Mais le lendemain Caillou avait un bateau, et dans une flaque il le faisait voguer. En remuant de ses pieds nus, avec vivacité, l’eau de cette flaque, il lui infligeait des tempêtes. Des cailloux disposés par lui-même formaient un port, des quais, des bassins ; au large, il avait ménagé des récifs. En rapetissant les choses il s’était efforcé d’en obtenir une image nette. C’est le procédé naturel de l’esprit humain.

Je comptais toutefois qu’à la longue il s’apprivoiserait avec les objets nouveaux qui l’entourent, et qu’il me ferait part de ses découvertes. Je fus déçu ; il devint muet. A table, en promenade, même le matin au réveil, à cette heure charmante où les petits enfants sont comme les oiseaux, si débordants de joie qu’ils pépient sans fin, Caillou ne prononçait plus une parole.

— C’est parce qu’il pense trop à son jeu, me dit sa mère.

Cette pensée me parut profonde. Quand les enfants s’amusent parfaitement, ils vivent dans leur jeu, ils en rêvent, ils sont hors du monde extérieur.
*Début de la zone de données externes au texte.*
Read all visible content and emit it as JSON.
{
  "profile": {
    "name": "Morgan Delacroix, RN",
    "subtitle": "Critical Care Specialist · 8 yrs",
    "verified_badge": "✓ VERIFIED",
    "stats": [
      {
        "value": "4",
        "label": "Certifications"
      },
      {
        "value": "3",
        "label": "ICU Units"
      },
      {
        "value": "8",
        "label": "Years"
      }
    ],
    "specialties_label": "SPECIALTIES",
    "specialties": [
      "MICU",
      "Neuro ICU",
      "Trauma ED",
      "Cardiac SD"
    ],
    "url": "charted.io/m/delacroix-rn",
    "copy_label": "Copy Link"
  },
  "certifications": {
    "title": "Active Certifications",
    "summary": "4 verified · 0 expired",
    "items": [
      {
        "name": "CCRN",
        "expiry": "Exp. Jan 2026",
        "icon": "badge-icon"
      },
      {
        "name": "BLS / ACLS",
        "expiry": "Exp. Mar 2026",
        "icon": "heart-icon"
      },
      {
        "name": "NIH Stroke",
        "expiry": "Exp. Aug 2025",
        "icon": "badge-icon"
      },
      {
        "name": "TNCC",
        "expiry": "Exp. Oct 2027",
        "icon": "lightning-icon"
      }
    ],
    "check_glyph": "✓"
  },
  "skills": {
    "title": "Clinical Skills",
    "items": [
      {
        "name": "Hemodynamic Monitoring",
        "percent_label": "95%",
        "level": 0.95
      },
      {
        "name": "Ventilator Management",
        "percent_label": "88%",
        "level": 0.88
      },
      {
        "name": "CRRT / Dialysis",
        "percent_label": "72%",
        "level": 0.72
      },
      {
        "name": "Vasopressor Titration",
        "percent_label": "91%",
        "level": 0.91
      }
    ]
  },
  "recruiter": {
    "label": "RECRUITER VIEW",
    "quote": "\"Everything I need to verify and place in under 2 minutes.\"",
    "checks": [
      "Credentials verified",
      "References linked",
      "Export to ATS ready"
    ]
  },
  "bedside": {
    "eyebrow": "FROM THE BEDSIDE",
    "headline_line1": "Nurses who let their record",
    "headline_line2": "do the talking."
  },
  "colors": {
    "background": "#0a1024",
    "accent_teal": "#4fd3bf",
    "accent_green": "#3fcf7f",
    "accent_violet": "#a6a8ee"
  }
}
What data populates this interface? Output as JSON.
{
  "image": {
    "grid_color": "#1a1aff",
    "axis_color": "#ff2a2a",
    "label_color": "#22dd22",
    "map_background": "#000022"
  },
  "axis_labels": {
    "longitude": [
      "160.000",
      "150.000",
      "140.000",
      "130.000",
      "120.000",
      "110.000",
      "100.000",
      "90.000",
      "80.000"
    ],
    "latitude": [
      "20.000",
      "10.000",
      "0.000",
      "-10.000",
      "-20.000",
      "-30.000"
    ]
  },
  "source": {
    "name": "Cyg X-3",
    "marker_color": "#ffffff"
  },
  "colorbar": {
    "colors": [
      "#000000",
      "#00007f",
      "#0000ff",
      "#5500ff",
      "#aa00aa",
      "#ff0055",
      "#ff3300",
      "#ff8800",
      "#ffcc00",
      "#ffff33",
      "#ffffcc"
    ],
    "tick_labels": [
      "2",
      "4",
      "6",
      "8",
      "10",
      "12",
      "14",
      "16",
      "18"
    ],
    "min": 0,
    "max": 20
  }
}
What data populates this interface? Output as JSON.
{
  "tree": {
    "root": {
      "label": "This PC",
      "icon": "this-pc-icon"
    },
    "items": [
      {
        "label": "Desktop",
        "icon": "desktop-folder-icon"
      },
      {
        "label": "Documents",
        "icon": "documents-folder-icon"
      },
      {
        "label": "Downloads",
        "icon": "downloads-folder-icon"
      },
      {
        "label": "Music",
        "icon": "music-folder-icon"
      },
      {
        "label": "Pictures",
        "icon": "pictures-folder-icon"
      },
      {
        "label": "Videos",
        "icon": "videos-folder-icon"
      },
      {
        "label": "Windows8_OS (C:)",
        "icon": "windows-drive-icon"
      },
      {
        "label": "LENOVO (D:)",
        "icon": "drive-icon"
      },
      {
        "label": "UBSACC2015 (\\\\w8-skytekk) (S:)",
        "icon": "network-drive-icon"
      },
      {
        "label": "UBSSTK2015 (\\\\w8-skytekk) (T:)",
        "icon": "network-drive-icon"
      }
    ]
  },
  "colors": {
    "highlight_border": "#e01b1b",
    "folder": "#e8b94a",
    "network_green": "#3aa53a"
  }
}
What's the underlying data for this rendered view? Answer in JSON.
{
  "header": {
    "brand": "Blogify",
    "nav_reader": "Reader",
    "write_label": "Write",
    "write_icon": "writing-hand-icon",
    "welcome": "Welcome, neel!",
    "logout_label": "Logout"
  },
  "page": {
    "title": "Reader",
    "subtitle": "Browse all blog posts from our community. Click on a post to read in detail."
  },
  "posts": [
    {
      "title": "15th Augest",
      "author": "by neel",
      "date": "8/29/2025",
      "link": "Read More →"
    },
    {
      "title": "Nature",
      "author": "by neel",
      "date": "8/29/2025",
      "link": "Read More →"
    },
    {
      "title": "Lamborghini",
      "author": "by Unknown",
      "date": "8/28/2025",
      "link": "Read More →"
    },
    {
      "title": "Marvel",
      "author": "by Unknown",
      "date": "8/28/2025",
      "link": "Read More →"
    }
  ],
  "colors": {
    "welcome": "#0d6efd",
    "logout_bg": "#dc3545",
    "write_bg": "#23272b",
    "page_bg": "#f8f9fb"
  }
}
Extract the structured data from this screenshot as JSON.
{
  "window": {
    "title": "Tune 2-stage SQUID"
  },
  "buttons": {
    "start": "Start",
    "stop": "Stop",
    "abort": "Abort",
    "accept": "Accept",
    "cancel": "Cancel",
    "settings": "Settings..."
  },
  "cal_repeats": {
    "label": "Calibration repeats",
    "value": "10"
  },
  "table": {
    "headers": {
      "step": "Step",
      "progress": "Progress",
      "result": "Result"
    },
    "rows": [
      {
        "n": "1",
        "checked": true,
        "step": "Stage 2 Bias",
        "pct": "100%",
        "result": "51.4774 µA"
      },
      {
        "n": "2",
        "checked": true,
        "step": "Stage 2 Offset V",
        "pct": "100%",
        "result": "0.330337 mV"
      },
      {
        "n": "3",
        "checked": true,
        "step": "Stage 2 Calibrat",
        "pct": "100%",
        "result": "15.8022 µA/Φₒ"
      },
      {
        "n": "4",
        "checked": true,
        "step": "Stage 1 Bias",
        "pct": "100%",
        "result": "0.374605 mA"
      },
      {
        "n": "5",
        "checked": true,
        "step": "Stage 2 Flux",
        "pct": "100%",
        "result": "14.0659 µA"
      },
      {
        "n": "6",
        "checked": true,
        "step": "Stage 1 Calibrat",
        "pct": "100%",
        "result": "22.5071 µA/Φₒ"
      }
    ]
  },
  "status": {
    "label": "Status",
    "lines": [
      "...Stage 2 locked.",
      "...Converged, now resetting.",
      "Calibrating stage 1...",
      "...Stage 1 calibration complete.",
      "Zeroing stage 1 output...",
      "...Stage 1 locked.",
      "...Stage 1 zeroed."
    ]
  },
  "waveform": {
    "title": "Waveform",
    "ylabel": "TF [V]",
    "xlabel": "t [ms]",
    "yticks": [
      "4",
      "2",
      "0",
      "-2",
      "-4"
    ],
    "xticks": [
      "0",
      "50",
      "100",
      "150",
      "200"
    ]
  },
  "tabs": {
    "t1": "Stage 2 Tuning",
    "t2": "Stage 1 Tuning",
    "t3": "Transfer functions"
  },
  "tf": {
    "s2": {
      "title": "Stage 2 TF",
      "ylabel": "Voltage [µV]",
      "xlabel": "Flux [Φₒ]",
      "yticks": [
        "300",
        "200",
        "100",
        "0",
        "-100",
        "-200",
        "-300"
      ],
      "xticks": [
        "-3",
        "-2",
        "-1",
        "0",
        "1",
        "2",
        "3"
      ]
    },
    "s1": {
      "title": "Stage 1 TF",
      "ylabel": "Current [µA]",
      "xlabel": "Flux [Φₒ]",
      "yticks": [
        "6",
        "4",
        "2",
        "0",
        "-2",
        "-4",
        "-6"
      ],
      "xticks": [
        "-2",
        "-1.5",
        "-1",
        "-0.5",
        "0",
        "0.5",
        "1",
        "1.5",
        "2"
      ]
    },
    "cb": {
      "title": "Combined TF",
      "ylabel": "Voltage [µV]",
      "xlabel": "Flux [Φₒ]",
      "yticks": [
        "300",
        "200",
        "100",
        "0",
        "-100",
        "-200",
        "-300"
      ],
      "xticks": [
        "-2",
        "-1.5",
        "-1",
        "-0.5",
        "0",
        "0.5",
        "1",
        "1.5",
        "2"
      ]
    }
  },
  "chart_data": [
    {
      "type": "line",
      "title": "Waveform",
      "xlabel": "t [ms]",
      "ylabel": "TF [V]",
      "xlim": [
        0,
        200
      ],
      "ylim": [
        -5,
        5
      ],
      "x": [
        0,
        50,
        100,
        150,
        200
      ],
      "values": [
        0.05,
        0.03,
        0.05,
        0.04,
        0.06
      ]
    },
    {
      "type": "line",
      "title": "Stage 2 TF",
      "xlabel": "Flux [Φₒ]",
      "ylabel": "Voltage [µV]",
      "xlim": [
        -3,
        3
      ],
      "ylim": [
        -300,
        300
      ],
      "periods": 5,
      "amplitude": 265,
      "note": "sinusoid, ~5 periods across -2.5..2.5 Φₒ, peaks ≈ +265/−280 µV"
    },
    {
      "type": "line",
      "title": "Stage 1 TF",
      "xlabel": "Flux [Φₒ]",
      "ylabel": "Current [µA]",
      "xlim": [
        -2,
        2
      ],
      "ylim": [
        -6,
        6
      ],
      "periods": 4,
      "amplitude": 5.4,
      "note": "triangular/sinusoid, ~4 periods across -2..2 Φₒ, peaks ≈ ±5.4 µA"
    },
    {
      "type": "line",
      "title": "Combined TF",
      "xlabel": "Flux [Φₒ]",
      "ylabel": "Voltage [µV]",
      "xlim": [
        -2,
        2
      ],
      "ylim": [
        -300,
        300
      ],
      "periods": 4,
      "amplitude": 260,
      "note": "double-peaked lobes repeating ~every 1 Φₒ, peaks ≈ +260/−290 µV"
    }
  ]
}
Mais à quoi jouait Caillou ? Je l’épiai et découvris qu’il passait toute la journée avec Kiki.

Kiki est un chien, qui doit, autant qu’il est possible d’en juger, appartenir à la race des griffons, mêlée peut-être au sang des épagneuls et des islandais. Il est né dans la maison d’un pêcheur, et n’a pas encore deux mois : un peu de chair rose apparaît sous son poil déjà long, tacheté de blanc et de noir, et tout le jour des sentiments violents, joie, douleur, appétit, gourmandise, et le froid, et le chaud, agitent son petit corps tumultueux. Les paysans et les pêcheurs ne sont ni bons ni mauvais avec les chiens : ils les laissent vivre. Et Kiki avait un incroyable besoin de jeu et d’affection. Il suivait sans choix et sans règle tous ceux qui faisaient attention à lui, mais les enfants surtout. C’est un phénomène étrange que la rapidité avec laquelle les petits des bêtes s’attachent aux petits des hommes. Ils deviennent plus qu’amis, presque complices. Chez Kiki, le charme de la coquetterie s’ajoutait à ceux de la jeunesse. Il était le seul petit chien et il y avait autour de lui beaucoup de petits garçons et de petites filles. Il se laissait choyer, il se laissait aimer. Il était infidèle, ingrat, capricieux, naturellement.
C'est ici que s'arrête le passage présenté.